Akoko Edo is a Local Government Area in Edo State, Nigeria. Its headquarters is in the town of Igarra. It has an area of 1,371 km and a population of 262,110 at the 2006 census.

The postal code of the area is 312.

As of 2016, its population density is 249.9/km [2016]

History 
Akoko Edo is a community that consist of different and distinct parts or groups, each one maintaining its individualized identity with historic pride and enduring posture.

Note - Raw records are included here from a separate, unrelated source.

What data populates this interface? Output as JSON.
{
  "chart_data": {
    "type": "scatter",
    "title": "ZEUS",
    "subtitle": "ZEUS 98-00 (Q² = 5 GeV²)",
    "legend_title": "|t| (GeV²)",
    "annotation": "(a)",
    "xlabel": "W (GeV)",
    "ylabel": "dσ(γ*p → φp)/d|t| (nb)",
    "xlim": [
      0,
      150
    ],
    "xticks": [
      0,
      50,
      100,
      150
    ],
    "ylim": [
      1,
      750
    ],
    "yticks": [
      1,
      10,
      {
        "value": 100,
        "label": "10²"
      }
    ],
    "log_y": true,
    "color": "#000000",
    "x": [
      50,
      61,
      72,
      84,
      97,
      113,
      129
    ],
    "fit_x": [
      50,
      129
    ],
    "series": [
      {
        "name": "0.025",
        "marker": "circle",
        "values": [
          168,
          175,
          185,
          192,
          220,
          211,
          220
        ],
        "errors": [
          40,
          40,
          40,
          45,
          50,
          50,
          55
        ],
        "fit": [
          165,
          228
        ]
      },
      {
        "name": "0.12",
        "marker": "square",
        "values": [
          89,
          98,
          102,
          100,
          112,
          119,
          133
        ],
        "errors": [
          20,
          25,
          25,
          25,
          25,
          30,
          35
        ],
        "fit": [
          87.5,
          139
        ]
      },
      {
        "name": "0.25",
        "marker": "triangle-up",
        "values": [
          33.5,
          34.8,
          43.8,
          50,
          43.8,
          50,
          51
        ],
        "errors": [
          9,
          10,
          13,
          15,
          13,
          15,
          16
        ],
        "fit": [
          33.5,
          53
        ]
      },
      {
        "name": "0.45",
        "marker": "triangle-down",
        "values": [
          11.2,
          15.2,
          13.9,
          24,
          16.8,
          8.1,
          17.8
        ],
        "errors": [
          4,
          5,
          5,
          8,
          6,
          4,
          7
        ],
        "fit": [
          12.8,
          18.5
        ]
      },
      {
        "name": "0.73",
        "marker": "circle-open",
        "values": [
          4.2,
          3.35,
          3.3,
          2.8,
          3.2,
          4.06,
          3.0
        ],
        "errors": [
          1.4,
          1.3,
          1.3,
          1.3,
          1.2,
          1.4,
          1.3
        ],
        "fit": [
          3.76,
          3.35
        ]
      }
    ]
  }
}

It is said that the earliest settlers of Akoko Edo were the Benins, who would have been there the same period the Etsako people moved from Benin during the reign  (1483-1504). Other migrating people, due to the fortunes of time, came into the area from Nupe to make Benin city the spill-over of the Ekiti people known as Ado-Ekiti, moved into this area from the West. As a matter of fact, the whole of Ondo and Ekiti were once part of the former Benin Empire. It is little wonder that part of Akoko-Edo still forms a part of the Ekiti area today. From the Ebira and Igala from the North and East, the war which Oba Esigie fought in (1515-1516) with the Attah of Idah would have brought a lot of migration into the area.

The Akoko-Edo was formally classified with those referred to as Ivbiesakon which came under the general terminology Kukuruku. The Akoko-Edo comprises fourteen clans, namely: Atte, Akoko-Edo Central, Akoko-Edo East, Akoko-Edo North, Akoko-Edo North-East, Ikpeshi/Egbigele, Enwan, Igarra-Akuku, Kakumo-Anyanran, Okpe-Oloma, Okulosho, Ososo, Uneme-Central, Uneme North.

The ‘Akoko ‘has applied to the inhabitants of all these villages but no satisfactory explanation of its meaning and origin has been discovered. The most possible interpretation is that it is an onomatopoeia word “cork-e-doodle-do- and was applied by Ibadan raiders to the people they seldom say, but whose cock they heard crowing in their hiding places in the hills. The word ‘kukuruku’ has been similarly interpreted. According to the authors of Akuku the book title 'The Land' its Aborigionals Otaru J.A & Joseph S.I. They state that Akoko Edo literally means outskirt of Edo.
The first local government chairman is Chief Joshua.B.Mayaki.

Geography 
The Ancient Akoko-Edo area is situated in the northern part of Edo state in the south of the Niger-Benue Confluence. Its dominant geographical and environmental features are chains of ancient ridges of rugged rocky hills and a cave, stretching across the length and breadth of what is now known as the Akoko-Edo LGA of the present Northern Edo State, located between "latitudes 45 N  35 N and longitudes 55 E, 45 E". Akoko-Edo, with a population of about 124, 000 by the 1991 census, and 261, 567 by the 2006 National Population Census, occupies a land area of about 1, 371 square kilometers or 6.5% of Edoland and constitutes about 5.70% of Edo state population. The area is described as the ancestral homeland of all the sub-ethnic peoples who have been the speakers of the ancient language which is classified as Edoid. Akoko-Edo is bounded in the North by the present Kwara state and parts of the present Kogi state, in the north-west by the present Ondo state, in the south-east by both Etsako west (Auchiclans) and Etsako north (Okpella), and in the south-west by Owan.

Towns
The towns include Egbigere 1, Egbigere 2, Atte, Igarra, Enwan, Aiyegunle, Ugboshi-Afe, Ugboshi-Ele, Ekpesa, Ibillo, Ikiran-Ile, Ikiran oke, Ekor, Somorika, Lampese, Imoga, Ojah, Uneme-Akiosu, Ososo, Akuku, Ojirami-Dam, Imoga, Eshawa, Ojirami-Peteshi Ojirami-Afe, Dagbala, Makeke, Ekpe, Ekpedo, Bekuma, Okpe,  Ogbe, Onumu, Akpama, Anyonron, Ogugu, Ikakumo, Ijaja, Oloma, Okunese, Uneme-nekua, uneme erhurun and Ikpeshi.

Languages 
The people of Akoko Edo speak Eight (8) distinct languages but overlapping occurs. The Ojiramis (Group II) for instance, understand their neighbours Akuku (Group III) and Enwan (Group I), but not the people in the other village. Yoruba is understood by mainly the older generation. Pidgin English is the most widely spoken language in Akoko Edo.